Iraqis also wonder what will happen in the rest of Iraq while the US concentrates on trying to secure Baghdad. The degree of violence in the countryside is often underestimated because it is less reported than in the capital. In Baquba, the capital of Diyala province north-east of Baghdad, US and Iraqi army commanders were lauding their achievements at a press conference last weekend, claiming: “The situation in Baquba is reassuring and under control but there are some rumors circulated by bad people.” Within hours, Sunni insurgents kidnapped the mayor and blew up his office.
The situation in the south of Iraq is no more reassuring. Five American soldiers were killed in the Shia holy city of Karbala last Saturday by gunmen wearing American and Iraqi uniforms, carrying American weapons and driving vehicles used by US or Iraqi government forces. A licence plate belonging to a car registered to Iraq’s Minister of Trade was found on one of the vehicles used in the attack. It is a measure of the chaos in Iraq today that US officials do not know if their men were killed by Sunni or Shia guerrillas.
US commanders and the Mehdi Army seem to be edging away from all-out confrontation in Baghdad. Neither the US nor Iraqi government has the resources to eliminate the Shia militias.

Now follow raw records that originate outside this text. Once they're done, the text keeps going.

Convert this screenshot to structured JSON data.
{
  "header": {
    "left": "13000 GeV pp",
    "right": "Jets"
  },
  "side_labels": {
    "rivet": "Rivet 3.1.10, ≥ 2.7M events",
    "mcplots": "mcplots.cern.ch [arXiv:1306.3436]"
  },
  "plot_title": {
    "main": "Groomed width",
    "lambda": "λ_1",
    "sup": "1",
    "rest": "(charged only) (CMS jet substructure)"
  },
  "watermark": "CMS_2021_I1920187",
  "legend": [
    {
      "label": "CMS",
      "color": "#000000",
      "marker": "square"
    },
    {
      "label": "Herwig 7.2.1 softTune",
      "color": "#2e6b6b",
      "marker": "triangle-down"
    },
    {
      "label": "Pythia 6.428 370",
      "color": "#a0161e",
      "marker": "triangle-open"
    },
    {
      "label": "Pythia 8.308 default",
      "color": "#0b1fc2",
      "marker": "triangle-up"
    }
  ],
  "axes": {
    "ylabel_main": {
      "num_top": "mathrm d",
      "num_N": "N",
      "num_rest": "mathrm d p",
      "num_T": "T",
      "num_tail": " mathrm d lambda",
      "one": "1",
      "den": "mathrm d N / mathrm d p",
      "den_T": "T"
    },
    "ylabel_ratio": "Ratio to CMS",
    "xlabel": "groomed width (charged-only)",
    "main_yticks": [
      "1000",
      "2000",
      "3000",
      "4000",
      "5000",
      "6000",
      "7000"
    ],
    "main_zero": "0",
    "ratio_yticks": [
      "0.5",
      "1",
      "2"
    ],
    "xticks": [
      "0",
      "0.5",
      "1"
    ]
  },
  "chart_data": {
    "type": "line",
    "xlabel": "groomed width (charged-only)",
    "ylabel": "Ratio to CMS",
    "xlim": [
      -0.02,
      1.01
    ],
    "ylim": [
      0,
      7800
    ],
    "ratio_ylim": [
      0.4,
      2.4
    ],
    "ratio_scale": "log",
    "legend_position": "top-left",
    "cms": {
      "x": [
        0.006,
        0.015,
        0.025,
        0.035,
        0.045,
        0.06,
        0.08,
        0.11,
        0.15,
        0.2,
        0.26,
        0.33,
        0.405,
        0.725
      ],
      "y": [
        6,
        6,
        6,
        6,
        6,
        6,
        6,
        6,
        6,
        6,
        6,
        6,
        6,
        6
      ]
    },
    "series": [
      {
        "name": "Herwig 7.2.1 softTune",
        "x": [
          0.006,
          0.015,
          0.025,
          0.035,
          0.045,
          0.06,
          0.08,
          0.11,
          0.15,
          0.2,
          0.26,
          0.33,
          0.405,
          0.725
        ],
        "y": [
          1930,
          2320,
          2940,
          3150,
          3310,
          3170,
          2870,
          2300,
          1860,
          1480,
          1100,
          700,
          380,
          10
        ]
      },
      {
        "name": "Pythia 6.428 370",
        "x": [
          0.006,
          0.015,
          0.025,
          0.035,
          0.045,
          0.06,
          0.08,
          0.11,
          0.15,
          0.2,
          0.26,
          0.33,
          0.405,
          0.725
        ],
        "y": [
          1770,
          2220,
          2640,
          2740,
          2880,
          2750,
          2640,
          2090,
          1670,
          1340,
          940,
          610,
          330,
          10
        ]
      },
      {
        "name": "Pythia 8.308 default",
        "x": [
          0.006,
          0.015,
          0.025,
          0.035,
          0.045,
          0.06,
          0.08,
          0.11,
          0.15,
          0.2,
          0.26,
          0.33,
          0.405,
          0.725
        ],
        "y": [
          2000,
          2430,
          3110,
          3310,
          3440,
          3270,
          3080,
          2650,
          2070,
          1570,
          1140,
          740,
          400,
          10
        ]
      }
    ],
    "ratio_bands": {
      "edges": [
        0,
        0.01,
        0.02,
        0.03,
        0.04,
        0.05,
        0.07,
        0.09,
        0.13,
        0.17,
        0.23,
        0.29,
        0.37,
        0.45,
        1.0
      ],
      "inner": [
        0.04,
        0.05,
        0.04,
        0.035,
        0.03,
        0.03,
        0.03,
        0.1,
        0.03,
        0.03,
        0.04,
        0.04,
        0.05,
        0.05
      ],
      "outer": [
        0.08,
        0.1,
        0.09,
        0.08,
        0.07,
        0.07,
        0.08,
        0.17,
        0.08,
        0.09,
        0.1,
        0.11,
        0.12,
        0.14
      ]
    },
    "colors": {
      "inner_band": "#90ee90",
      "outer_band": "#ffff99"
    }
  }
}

Even Kurdish units in the capital have a high number of desertions. The Mehdi Army, if under pressure in the capital, could probably take over much of southern Iraq.
Mr Bush’s supposedly new strategy is less of a strategy than a collection of tactics unlikely to change dramatically the situation on the ground. But if his systematic demonizing of Iran is a precursor to air strikes or other military action against Iran, then Iraqis will once more pay a heavy price.
PATRICK COCKBURN is the author of ‘The Occupation: War, resistance and daily life in Iraq‘, a finalist for the National Book Critics’ Circle Award for best non-fiction book of 2006.